For years, many doomsayers have predicted that this rise of FinTech will lead to the inevitable fall of traditional financial institutions. Yet, this has not been the case. While some of this is due to traditional financial institutions themselves working to develop their own FinTech solutions, there are also a few key reasons why FinTech has yet to destroy traditional players:
- Not ready yet – truly revolutionary FinTech services require the restructuring of a business model that has been operating for many years. Few are truly ready for this, especially given the costs to do so.
- Trust – new players, although ushering in innovations and pushing the financial services industry to adopt new ways of doing business, are typically not widely trusted until they can demonstrate that they belong. After all, you can trust a child with a lot of things, but you can’t trust them to drive until they have the experience.
Given that traditional players are still here, let’s look at a few revamped forecasts:
- There will be no simple replacement of old leaders with new ones as IT companies will not be able to crowd out traditional financial institutions.
- Those who invest heavily in creating controlled startups or aggressive buying up FinTech companies will also lose if they fail to rebuild their own DNA.
- Those who will be able to build workable collaborations that focus on individual tasks and audiences will benefit.
- Forms of cooperation will be very different, but the main factor will be the availability of independent, mutually supportive partners.

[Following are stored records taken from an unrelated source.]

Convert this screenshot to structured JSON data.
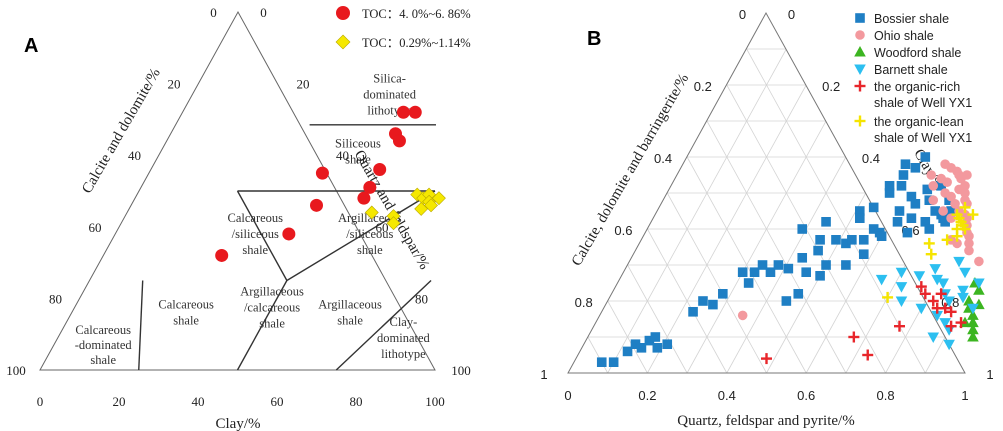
{
  "chart_data": [
    {
      "type": "ternary-scatter",
      "panel_label": "A",
      "axes": {
        "left": "Calcite and dolomite/%",
        "right": "Quartz and feldspar/%",
        "bottom": "Clay/%"
      },
      "ticks": {
        "bottom": [
          "0",
          "20",
          "40",
          "60",
          "80",
          "100"
        ],
        "left": [
          "0",
          "20",
          "40",
          "60",
          "80",
          "100"
        ],
        "right": [
          "100",
          "80",
          "60",
          "40",
          "20",
          "0"
        ]
      },
      "zones": [
        {
          "id": "silica-dominated",
          "label": [
            "Silica-",
            "dominated",
            "lithotype"
          ]
        },
        {
          "id": "siliceous-shale",
          "label": [
            "Siliceous",
            "shale"
          ]
        },
        {
          "id": "calcareous-siliceous",
          "label": [
            "Calcareous",
            "/siliceous",
            "shale"
          ]
        },
        {
          "id": "argillaceous-siliceous",
          "label": [
            "Argillaceous",
            "/siliceous",
            "shale"
          ]
        },
        {
          "id": "argillaceous-calcareous",
          "label": [
            "Argillaceous",
            "/calcareous",
            "shale"
          ]
        },
        {
          "id": "calcareous-shale",
          "label": [
            "Calcareous",
            "shale"
          ]
        },
        {
          "id": "argillaceous-shale",
          "label": [
            "Argillaceous",
            "shale"
          ]
        },
        {
          "id": "calcareous-dominated",
          "label": [
            "Calcareous",
            "-dominated",
            "shale"
          ]
        },
        {
          "id": "clay-dominated",
          "label": [
            "Clay-",
            "dominated",
            "lithotype"
          ]
        }
      ],
      "legend": [
        {
          "label": "TOC：4. 0%~6. 86%",
          "marker": "circle",
          "color": "#e8191e"
        },
        {
          "label": "TOC：0.29%~1.14%",
          "marker": "diamond",
          "color": "#f5e800"
        }
      ],
      "series": [
        {
          "name": "TOC：4. 0%~6. 86%",
          "points_xy": [
            [
              56,
              72
            ],
            [
              59,
              72
            ],
            [
              57,
              66
            ],
            [
              59,
              64
            ],
            [
              44,
              55
            ],
            [
              58,
              56
            ],
            [
              58,
              51
            ],
            [
              58,
              48
            ],
            [
              47,
              46
            ],
            [
              44,
              38
            ],
            [
              30,
              32
            ]
          ]
        },
        {
          "name": "TOC：0.29%~1.14%",
          "points_xy": [
            [
              71,
              49
            ],
            [
              73,
              48
            ],
            [
              74,
              49
            ],
            [
              75,
              47
            ],
            [
              74,
              45
            ],
            [
              76,
              46
            ],
            [
              77,
              48
            ],
            [
              62,
              44
            ],
            [
              68,
              43
            ],
            [
              69,
              41
            ]
          ]
        }
      ]
    },
    {
      "type": "ternary-scatter",
      "panel_label": "B",
      "axes": {
        "left": "Calcite, dolomite and barringerite/%",
        "right": "Clay/%",
        "bottom": "Quartz, feldspar and pyrite/%"
      },
      "ticks": {
        "bottom": [
          "0",
          "0.2",
          "0.4",
          "0.6",
          "0.8",
          "1"
        ],
        "left": [
          "0",
          "0.2",
          "0.4",
          "0.6",
          "0.8",
          "1"
        ],
        "right": [
          "1",
          "0.8",
          "0.6",
          "0.4",
          "0.2",
          "0"
        ]
      },
      "legend": [
        {
          "label": "Bossier shale",
          "marker": "square",
          "color": "#1f7fc4"
        },
        {
          "label": "Ohio shale",
          "marker": "circle",
          "color": "#f3999e"
        },
        {
          "label": "Woodford shale",
          "marker": "triangle-up",
          "color": "#3cb521"
        },
        {
          "label": "Barnett shale",
          "marker": "triangle-down",
          "color": "#2cbff0"
        },
        {
          "label": [
            "the organic-rich",
            "shale of Well YX1"
          ],
          "marker": "plus",
          "color": "#e8262b"
        },
        {
          "label": [
            "the organic-lean",
            "shale of Well YX1"
          ],
          "marker": "plus",
          "color": "#f5e400"
        }
      ],
      "series": [
        {
          "name": "Bossier shale",
          "points_xy": [
            [
              0.07,
              0.03
            ],
            [
              0.1,
              0.03
            ],
            [
              0.12,
              0.06
            ],
            [
              0.13,
              0.08
            ],
            [
              0.15,
              0.07
            ],
            [
              0.16,
              0.09
            ],
            [
              0.17,
              0.1
            ],
            [
              0.19,
              0.07
            ],
            [
              0.21,
              0.08
            ],
            [
              0.23,
              0.17
            ],
            [
              0.24,
              0.2
            ],
            [
              0.27,
              0.19
            ],
            [
              0.28,
              0.22
            ],
            [
              0.3,
              0.28
            ],
            [
              0.33,
              0.28
            ],
            [
              0.34,
              0.3
            ],
            [
              0.33,
              0.25
            ],
            [
              0.37,
              0.28
            ],
            [
              0.38,
              0.3
            ],
            [
              0.41,
              0.29
            ],
            [
              0.43,
              0.32
            ],
            [
              0.45,
              0.37
            ],
            [
              0.46,
              0.34
            ],
            [
              0.49,
              0.37
            ],
            [
              0.52,
              0.36
            ],
            [
              0.53,
              0.37
            ],
            [
              0.56,
              0.37
            ],
            [
              0.57,
              0.4
            ],
            [
              0.59,
              0.39
            ],
            [
              0.62,
              0.42
            ],
            [
              0.66,
              0.39
            ],
            [
              0.69,
              0.42
            ],
            [
              0.71,
              0.4
            ],
            [
              0.72,
              0.44
            ],
            [
              0.74,
              0.45
            ],
            [
              0.45,
              0.2
            ],
            [
              0.5,
              0.27
            ],
            [
              0.47,
              0.22
            ],
            [
              0.55,
              0.3
            ],
            [
              0.58,
              0.33
            ],
            [
              0.51,
              0.45
            ],
            [
              0.52,
              0.43
            ],
            [
              0.54,
              0.46
            ],
            [
              0.56,
              0.5
            ],
            [
              0.55,
              0.52
            ],
            [
              0.57,
              0.55
            ],
            [
              0.58,
              0.52
            ],
            [
              0.56,
              0.58
            ],
            [
              0.59,
              0.57
            ],
            [
              0.6,
              0.6
            ],
            [
              0.61,
              0.45
            ],
            [
              0.64,
              0.47
            ],
            [
              0.65,
              0.51
            ],
            [
              0.67,
              0.48
            ],
            [
              0.68,
              0.52
            ],
            [
              0.7,
              0.45
            ],
            [
              0.73,
              0.43
            ],
            [
              0.62,
              0.49
            ],
            [
              0.39,
              0.4
            ],
            [
              0.44,
              0.42
            ],
            [
              0.46,
              0.28
            ],
            [
              0.6,
              0.38
            ],
            [
              0.65,
              0.43
            ],
            [
              0.72,
              0.48
            ],
            [
              0.74,
              0.42
            ],
            [
              0.5,
              0.3
            ]
          ]
        },
        {
          "name": "Ohio shale",
          "points_xy": [
            [
              0.64,
              0.55
            ],
            [
              0.66,
              0.58
            ],
            [
              0.68,
              0.57
            ],
            [
              0.69,
              0.53
            ],
            [
              0.7,
              0.56
            ],
            [
              0.71,
              0.55
            ],
            [
              0.72,
              0.54
            ],
            [
              0.73,
              0.55
            ],
            [
              0.73,
              0.51
            ],
            [
              0.74,
              0.52
            ],
            [
              0.75,
              0.5
            ],
            [
              0.72,
              0.49
            ],
            [
              0.76,
              0.48
            ],
            [
              0.77,
              0.47
            ],
            [
              0.76,
              0.45
            ],
            [
              0.78,
              0.44
            ],
            [
              0.79,
              0.43
            ],
            [
              0.8,
              0.41
            ],
            [
              0.81,
              0.39
            ],
            [
              0.82,
              0.38
            ],
            [
              0.7,
              0.5
            ],
            [
              0.68,
              0.48
            ],
            [
              0.72,
              0.45
            ],
            [
              0.78,
              0.37
            ],
            [
              0.84,
              0.34
            ],
            [
              0.88,
              0.31
            ],
            [
              0.66,
              0.52
            ],
            [
              0.74,
              0.47
            ],
            [
              0.75,
              0.43
            ],
            [
              0.8,
              0.36
            ],
            [
              0.36,
              0.16
            ],
            [
              0.67,
              0.54
            ],
            [
              0.83,
              0.36
            ]
          ]
        },
        {
          "name": "Woodford shale",
          "points_xy": [
            [
              0.91,
              0.2
            ],
            [
              0.92,
              0.18
            ],
            [
              0.94,
              0.16
            ],
            [
              0.95,
              0.14
            ],
            [
              0.93,
              0.14
            ],
            [
              0.96,
              0.12
            ],
            [
              0.9,
              0.25
            ],
            [
              0.92,
              0.23
            ],
            [
              0.97,
              0.1
            ],
            [
              0.94,
              0.19
            ]
          ]
        },
        {
          "name": "Barnett shale",
          "points_xy": [
            [
              0.66,
              0.26
            ],
            [
              0.7,
              0.28
            ],
            [
              0.72,
              0.24
            ],
            [
              0.75,
              0.27
            ],
            [
              0.78,
              0.29
            ],
            [
              0.8,
              0.26
            ],
            [
              0.82,
              0.25
            ],
            [
              0.84,
              0.22
            ],
            [
              0.86,
              0.2
            ],
            [
              0.88,
              0.23
            ],
            [
              0.89,
              0.21
            ],
            [
              0.91,
              0.25
            ],
            [
              0.88,
              0.14
            ],
            [
              0.9,
              0.12
            ],
            [
              0.92,
              0.08
            ],
            [
              0.86,
              0.28
            ],
            [
              0.83,
              0.31
            ],
            [
              0.93,
              0.18
            ],
            [
              0.74,
              0.2
            ],
            [
              0.8,
              0.18
            ],
            [
              0.85,
              0.16
            ],
            [
              0.87,
              0.1
            ]
          ]
        },
        {
          "name": "organic-rich",
          "points_xy": [
            [
              0.79,
              0.22
            ],
            [
              0.82,
              0.2
            ],
            [
              0.84,
              0.18
            ],
            [
              0.86,
              0.18
            ],
            [
              0.88,
              0.17
            ],
            [
              0.9,
              0.13
            ],
            [
              0.77,
              0.13
            ],
            [
              0.67,
              0.1
            ],
            [
              0.73,
              0.05
            ],
            [
              0.48,
              0.04
            ],
            [
              0.77,
              0.24
            ],
            [
              0.83,
              0.22
            ],
            [
              0.92,
              0.14
            ]
          ]
        },
        {
          "name": "organic-lean",
          "points_xy": [
            [
              0.76,
              0.44
            ],
            [
              0.77,
              0.43
            ],
            [
              0.78,
              0.42
            ],
            [
              0.78,
              0.4
            ],
            [
              0.79,
              0.41
            ],
            [
              0.8,
              0.4
            ],
            [
              0.79,
              0.38
            ],
            [
              0.77,
              0.37
            ],
            [
              0.73,
              0.36
            ],
            [
              0.75,
              0.33
            ],
            [
              0.77,
              0.46
            ],
            [
              0.8,
              0.44
            ],
            [
              0.7,
              0.21
            ]
          ]
        }
      ]
    }
  ]
}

- Collaborations will become seamless, with users often not even knowing that they are using the services of different providers.
- The financial and technological institutions that can close a significant part of the market and effectively use the data they accumulate will have a huge initial advantage.
- Regulations and the further development of technologies will make the giants advantage in working with data and servicing closed payment (transactional) systems temporary.